UNITED Kingdom-based visual artist, Tamsanqa Nkiwane (27) was in the country over the last two months, during which he had time to explore Bulawayo’s arts scene. Nkiwane, who recently completed his Master of Arts degree in Painting at Royal College of Art in London, is constantly searching for new expressions in his work.
By Sharon Sibindi
After losing his parents at a tender age, Nkiwane, who also holds a Bachelor of Arts degree in Fine Art, was adopted together with his brother. He recently held his Eitha Unguswi Zim/City Exhibition at the National Gallery in Bulawayo. NewsDay Life & Style reporter, Sharon Sibindi (ND) caught up with Nkiwane (TN), who spoke about his experiences in the arts industry and his interests in the Zimbabwean topography. Below are excerpts from the interview.
ND: Where do you draw your inspiration from?
TN: I draw my inspiration from my identity.

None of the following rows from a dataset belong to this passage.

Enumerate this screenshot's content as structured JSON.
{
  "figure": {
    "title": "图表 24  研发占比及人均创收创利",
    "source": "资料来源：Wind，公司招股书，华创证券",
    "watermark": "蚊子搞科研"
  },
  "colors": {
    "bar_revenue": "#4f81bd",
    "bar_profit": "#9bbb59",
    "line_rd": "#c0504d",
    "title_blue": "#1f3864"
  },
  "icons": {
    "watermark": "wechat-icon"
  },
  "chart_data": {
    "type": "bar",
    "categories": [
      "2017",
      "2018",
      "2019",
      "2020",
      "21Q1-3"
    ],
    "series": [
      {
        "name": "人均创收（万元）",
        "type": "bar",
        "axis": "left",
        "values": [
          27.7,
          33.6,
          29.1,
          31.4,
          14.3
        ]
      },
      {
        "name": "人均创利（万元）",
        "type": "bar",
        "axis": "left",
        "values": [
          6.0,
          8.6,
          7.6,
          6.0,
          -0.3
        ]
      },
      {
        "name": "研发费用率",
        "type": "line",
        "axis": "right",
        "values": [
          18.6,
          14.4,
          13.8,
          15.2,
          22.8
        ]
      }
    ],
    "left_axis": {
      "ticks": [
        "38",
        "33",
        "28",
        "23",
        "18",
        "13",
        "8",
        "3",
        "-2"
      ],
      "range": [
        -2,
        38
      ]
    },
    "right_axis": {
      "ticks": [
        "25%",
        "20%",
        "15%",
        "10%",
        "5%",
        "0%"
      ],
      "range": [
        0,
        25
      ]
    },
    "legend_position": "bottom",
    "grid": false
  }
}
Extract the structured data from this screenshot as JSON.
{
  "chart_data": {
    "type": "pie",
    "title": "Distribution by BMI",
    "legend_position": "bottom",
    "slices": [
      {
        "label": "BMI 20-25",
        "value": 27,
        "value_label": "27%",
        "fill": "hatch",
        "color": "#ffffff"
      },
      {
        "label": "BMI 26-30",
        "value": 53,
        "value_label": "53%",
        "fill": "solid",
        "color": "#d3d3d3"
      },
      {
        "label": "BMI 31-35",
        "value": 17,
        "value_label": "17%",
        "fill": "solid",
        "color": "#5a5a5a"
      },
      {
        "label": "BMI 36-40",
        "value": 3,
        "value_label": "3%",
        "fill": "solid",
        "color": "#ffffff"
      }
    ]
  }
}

Most of my works have to do with myself, trying to understand my heritage and where I come from and where I am going. So that involves Zimbabwe, to learn more about my culture and my family. So I do a lot of work from that.
ND: Since you are based in the UK, how do you find the arts standards in Zimbabwe?
TN: It is interesting. There is a lot more of paintings in Zimbabwe. I see fantastic sculpture pieces in the gallery, which shows that artists are doing fantastic work, which I find inspiring.
ND: Looking at the productions in Zimbabwe, do they match the international standards from your assessment?
TN: There is a bit of time elapse between them because London is very contemporary and it is quite fast. In Bulawayo, for instance, the works are a bit more traditional while in the UK people do performance, installations and sound.
ND: What’s your take on the appreciation of visual arts in Zimbabwe?
TN: I think it is low among my generation and even lower in the younger generation. I feel a lot of young people need more opportunities and we need more such places, so they can utilise their skills. I think there’s energy bubbling in many artists.
ND: What do you think these artists should do to market their works?
TN: To market their works, well, I think Zimbabwe is a very interesting place. You have got a lot of things to do from a lot of references of history. I think if you open independent galleries, artists can become more active in the communities and doing more shows that it is a way to draw attention to Zimbabwe.
ND: Visual art is usually regarded as elitist. What’s your take on that?
TN: Yes, I think it can be elitist because I think a lot of intellectual side of things kind of scare people off. I think art should be everyone’s and I think when it becomes bigger and commercial, very commercial, it may be a problem. I think when it’s kind of middle level, it’s a bit more honest.
ND: Do you live off your art or you have other supplementary projects?
TN: I do other supplementary things. I do music as well. Most people in London have to work part time because London is very expensive. Not many people have a space that they can at least go to everyday.
ND: We have seen in some cases the love for art running in a family. Is that true in your case?
TN: Not really, but my mother is an artist, too, and everyone else is academic.
ND: At what stage in your life did you develop interests in arts?
TN: I have always loved arts because I loved cartoons. I loved watching Disney or Poker Man, all of those things and tried to copy. So I remember me and my mother, we used to draw each other and makeup stories.
ND: Who has been your greatest inspiration?
TN: I got my inspiration from David Harness—an American artist and musician. I think music influences me a lot.
ND: What do you think the government should do to help develop the sector?
TN: The government needs to give more funding to arts. I think there’s a massive interest in the academics and less in the arts. It’s good to have a culture in a city because it brings in tourism and culture is a massive power in most countries. China is building culture at the moment because it knows it needs it. So they now put lots of money into the arts.
ND: Bulawayo has been traditionally regarded as the hub of arts and culture. Do you believe this is still true?
TN: I have noticed there’s a lot of music but I have not seen much of art here. I have seen the gallery here.
ND: Your parting shot?
TN: I think everything has been moving in an interesting way. I had a great stay here, very different from London. I have learnt a lot of new things and shared space with very interesting people. I have seen a lot of new faces. I had a great experience and I will be coming back more often.